Careful what you wish for


I have been foolishly prancing around saying I lack stress in my life and I can’t seem to function as well without it. Well today was frantically busy. I got an extra and an emergency yard duty. I had already filled my day with commitments and our interim reports due tomorrow the world went a bit pear shaped today.
On my extra yard duty I took this accidental photo of myself with my mobile. It is an apt self portrait of today and I am impressed with how white my teeth look, particularly since I smoke and drink a lot of coffee.
I have also been reading a lot and learning a lot at present. I have been thinking about homeschooling. This was initially prompted by one of my work mates whose children are home schooled by his wife. Then I read some articles today. If you were interested you could read about it on my work blog. Here I want to write ‘my story’ about it.
When my kids were at Harkaway Primary School, a school I absolutely loved by the way, I decided to go back and do a Dip Ed so I could be a secondary teacher. I was doing all kinds of different work at the time and I wanted to get serious about a career that would work for my most important priority, which is being a mum, and a single one at that time. Anyway a treasured friend, Rene and I often discussed that we could home school our kids when they got to secondary school and that idea seriously appealed to me. When I did my teaching rounds I felt it was the only sane alternative, as sending the kids to a secondary school seemed too frightening.
The bottom line is that a lot changed in my life between then and when my kids started secondary school. We moved back to Traralgon for a start and the kids really didn’t want to be home schooled. They were social beings and wanted to remain with their friends. I am sure there are times when they have hated school and I still don’t know if school is what is best for them but it is convenient. I really think homeschooling is the best education you can give your child to be honest. I have often wished I had been able to afford to stay home and educate my kids. I believe they would have enjoyed their education more.

Avoiding Report Writing

Today I want to write my reports for my students. Every time I get to this time of the year I get the urge to clean my house, start a new business, write a novel, visit an elderly relative I have been neglecting and to read. I read the most I ever read around report writing time.

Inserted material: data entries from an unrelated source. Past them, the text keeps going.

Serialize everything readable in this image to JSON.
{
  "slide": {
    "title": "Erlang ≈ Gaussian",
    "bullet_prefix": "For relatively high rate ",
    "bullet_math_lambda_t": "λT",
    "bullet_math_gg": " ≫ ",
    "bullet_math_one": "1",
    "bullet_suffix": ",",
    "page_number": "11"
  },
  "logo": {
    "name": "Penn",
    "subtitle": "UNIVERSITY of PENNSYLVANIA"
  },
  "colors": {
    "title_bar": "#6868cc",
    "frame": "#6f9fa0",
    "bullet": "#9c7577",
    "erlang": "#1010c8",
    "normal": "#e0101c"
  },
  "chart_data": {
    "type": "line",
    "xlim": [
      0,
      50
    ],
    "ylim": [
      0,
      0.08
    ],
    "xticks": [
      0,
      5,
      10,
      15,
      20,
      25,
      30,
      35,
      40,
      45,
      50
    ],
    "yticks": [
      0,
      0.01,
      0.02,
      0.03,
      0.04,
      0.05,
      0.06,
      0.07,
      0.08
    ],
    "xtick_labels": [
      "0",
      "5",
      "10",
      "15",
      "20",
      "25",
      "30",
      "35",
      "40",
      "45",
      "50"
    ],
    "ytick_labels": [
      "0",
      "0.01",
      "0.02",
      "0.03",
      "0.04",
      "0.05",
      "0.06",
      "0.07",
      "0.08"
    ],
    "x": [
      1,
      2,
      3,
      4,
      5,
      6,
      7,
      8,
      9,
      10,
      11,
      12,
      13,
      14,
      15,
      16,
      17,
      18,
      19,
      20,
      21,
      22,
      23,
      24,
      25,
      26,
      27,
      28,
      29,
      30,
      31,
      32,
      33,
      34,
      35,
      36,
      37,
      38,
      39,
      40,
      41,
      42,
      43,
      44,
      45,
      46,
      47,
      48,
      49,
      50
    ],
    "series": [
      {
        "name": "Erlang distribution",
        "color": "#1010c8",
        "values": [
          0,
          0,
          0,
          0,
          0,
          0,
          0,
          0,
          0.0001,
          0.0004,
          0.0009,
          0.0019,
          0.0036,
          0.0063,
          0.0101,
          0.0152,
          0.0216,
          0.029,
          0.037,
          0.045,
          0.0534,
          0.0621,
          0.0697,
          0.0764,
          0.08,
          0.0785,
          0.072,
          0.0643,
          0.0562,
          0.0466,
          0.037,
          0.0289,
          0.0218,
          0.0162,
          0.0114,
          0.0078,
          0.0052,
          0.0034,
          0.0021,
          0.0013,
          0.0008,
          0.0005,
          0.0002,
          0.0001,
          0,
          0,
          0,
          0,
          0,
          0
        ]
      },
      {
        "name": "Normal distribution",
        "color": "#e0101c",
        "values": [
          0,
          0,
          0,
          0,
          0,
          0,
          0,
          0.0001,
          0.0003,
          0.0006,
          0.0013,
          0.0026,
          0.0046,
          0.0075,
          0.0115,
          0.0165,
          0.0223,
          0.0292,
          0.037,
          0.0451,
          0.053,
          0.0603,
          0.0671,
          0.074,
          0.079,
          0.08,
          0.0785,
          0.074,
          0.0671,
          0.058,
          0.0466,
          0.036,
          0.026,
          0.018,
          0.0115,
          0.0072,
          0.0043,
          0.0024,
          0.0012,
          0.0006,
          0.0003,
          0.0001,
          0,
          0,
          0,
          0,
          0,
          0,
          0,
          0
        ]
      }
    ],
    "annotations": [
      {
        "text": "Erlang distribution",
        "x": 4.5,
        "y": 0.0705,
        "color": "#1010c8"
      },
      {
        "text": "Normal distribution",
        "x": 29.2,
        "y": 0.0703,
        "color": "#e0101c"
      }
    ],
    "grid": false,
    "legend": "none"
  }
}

Yesterday I felt I was being choked to death slowly and painfully by my ‘to do’ list that I hadn’t had time to write down. Many of the things on that to do list were urgent and I’m afraid Mr Covey I was beyond figuring out whether they were important or not. I hadn’t slept the night before worrying that if I were to forget one of the things on my list it would create a large catastrophe in my life.

No matter how organised I get, procrastination and panic are my constants.